Procédure devant la Cour :
Par une requête, enregistrée le 26 octobre 2017, M. C... B..., représenté par Me A..., demande à la Cour :
1°) de l'admettre à l'aide juridictionnelle provisoire ;
2°) d'annuler le jugement du magistrat désigné du tribunal administratif de Montpellier du 16 juin 2017 ;
3°) d'annuler l'arrêté préfectoral du 13 juin 2017 portant remise aux autorités allemandes et assignation à résidence ;
4°) d'enjoindre au préfet des Pyrénées-Orientales, de le placer dans le cadre de la procédure normale de demande d'asile et dans l'attente de lui remettre une autorisation provisoire de séjour ;
5°) de mettre à la charge de l'Etat le versement de la somme de 1 500 euros au titre de l'article L. 761-1 du code de justice administrative, sous réserve de la renonciation au bénéfice de l'aide juridictionnelle en application de l'article 37 de la loi du 10 juillet 1991.
Il soutient que :
- le magistrat désigné a méconnu les dispositions de l'article R. 313-24 du code de l'entrée et du séjour des étrangers et du droit d'asile ;
- le magistrat désigné a entaché son jugement d'une erreur d'appréciation au regard des modalités de pointage et de son état de santé ;
S'agissant de la décision portant transfert aux autorités allemandes :
- elle a été prise au terme d'une procédure irrégulière, dès lors que le préfet n'a pas examiné la possibilité d'une admission au séjour sur le fondement du 1° de l'article L. 741-4 du code de l'entrée et du séjour des étrangers et du droit d'asile ;
- le préfet n'a pas procédé à un examen réel et complet de sa situation ;
- il s'est cru en situation de compétence liée au regard de la décision des autorités allemandes d'accepter son transfert ;
- le préfet a commis une erreur manifeste d'appréciation en ne faisant pas usage de la faculté dont il disposait, sur le fondement de l'article 17 du règlement n° 604/2013/CE, de l'article 53-1 de la Constitution, et de l'article L. 742-1 du code de l'entrée et du séjour des étrangers et du droit d'asile, d'examiner la demande de protection internationale alors même qu'elle n'incomberait pas à la France en application des critères du même règlement ;
- un retour vers l'Allemagne l'exposerait à des traitements inhumains ou dégradants au sens de l'article 3 de la convention européenne de sauvegarde des droits de l'homme et des libertés fondamentales ;
S'agissant de la décision portant assignation à résidence :
- elle est illégale, dès lors qu'elle se fonde sur une décision de transfert elle-même illégale ;
- le périmètre fixé est insuffisant pour faire face à une éventuelle urgence médicale.

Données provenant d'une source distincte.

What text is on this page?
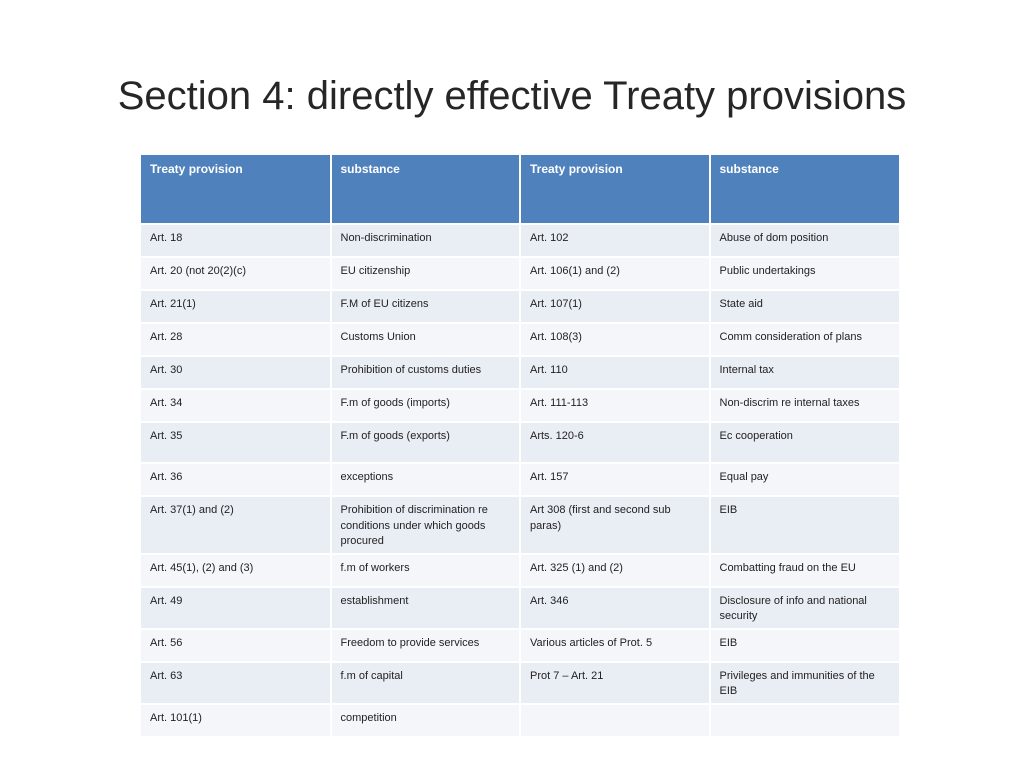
Section 4: directly effective Treaty provisions
Treaty provision	substance	Treaty provision	substance
Art. 18	Non-discrimination	Art. 102	Abuse of dom position
Art. 20 (not 20(2)(c)	EU citizenship	Art. 106(1) and (2)	Public undertakings
Art. 21(1)	F.M of EU citizens	Art. 107(1)	State aid
Art. 28	Customs Union	Art. 108(3)	Comm consideration of plans
Art. 30	Prohibition of customs duties	Art. 110	Internal tax
Art. 34	F.m of goods (imports)	Art. 111-113	Non-discrim re internal taxes
Art. 35	F.m of goods (exports)	Arts. 120-6	Ec cooperation
Art. 36	exceptions	Art. 157	Equal pay
Art. 37(1) and (2)	Prohibition of discrimination re conditions under which goods procured	Art 308 (first and second sub paras)	EIB
Art. 45(1), (2) and (3)	f.m of workers	Art. 325 (1) and (2)	Combatting fraud on the EU
Art. 49	establishment	Art. 346	Disclosure of info and national security
Art. 56	Freedom to provide services	Various articles of Prot. 5	EIB
Art. 63	f.m of capital	Prot 7 – Art. 21	Privileges and immunities of the EIB
Art. 101(1)	competition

Par un mémoire en défense, enregistré le 16 février 2018, le préfet des Pyrénées-Orientales conclut au non-lieu à statuer.
Il fait valoir que M. et Mme B... ont exécuté la mesure portant transfert à destination de l'Allemagne.
M. B... a été admis au bénéfice de l'aide juridictionnelle totale par une décision du 18 septembre 2017.
Vu les autres pièces du dossier.
Vu :
- la convention européenne de sauvegarde des droits de l'homme et des libertés fondamentales ;
- le règlement n° 604/2013 du Parlement européen et du Conseil du 26 juin 2013 ;
- le code de l'entrée et du séjour des étrangers et du droit d'asile ;
- la loi n° 91-647 du 10 juillet 1991 ;
- le décret n° 91-1266 du 19 décembre 1991 ;
- le code de justice administrative ;
Le président de la formation de jugement a dispensé le rapporteur public, sur sa proposition, de prononcer des conclusions à l'audience.
Les parties ont été régulièrement averties du jour de l'audience
Le rapport de M. Pecchioli a été entendu au cours de l'audience publique.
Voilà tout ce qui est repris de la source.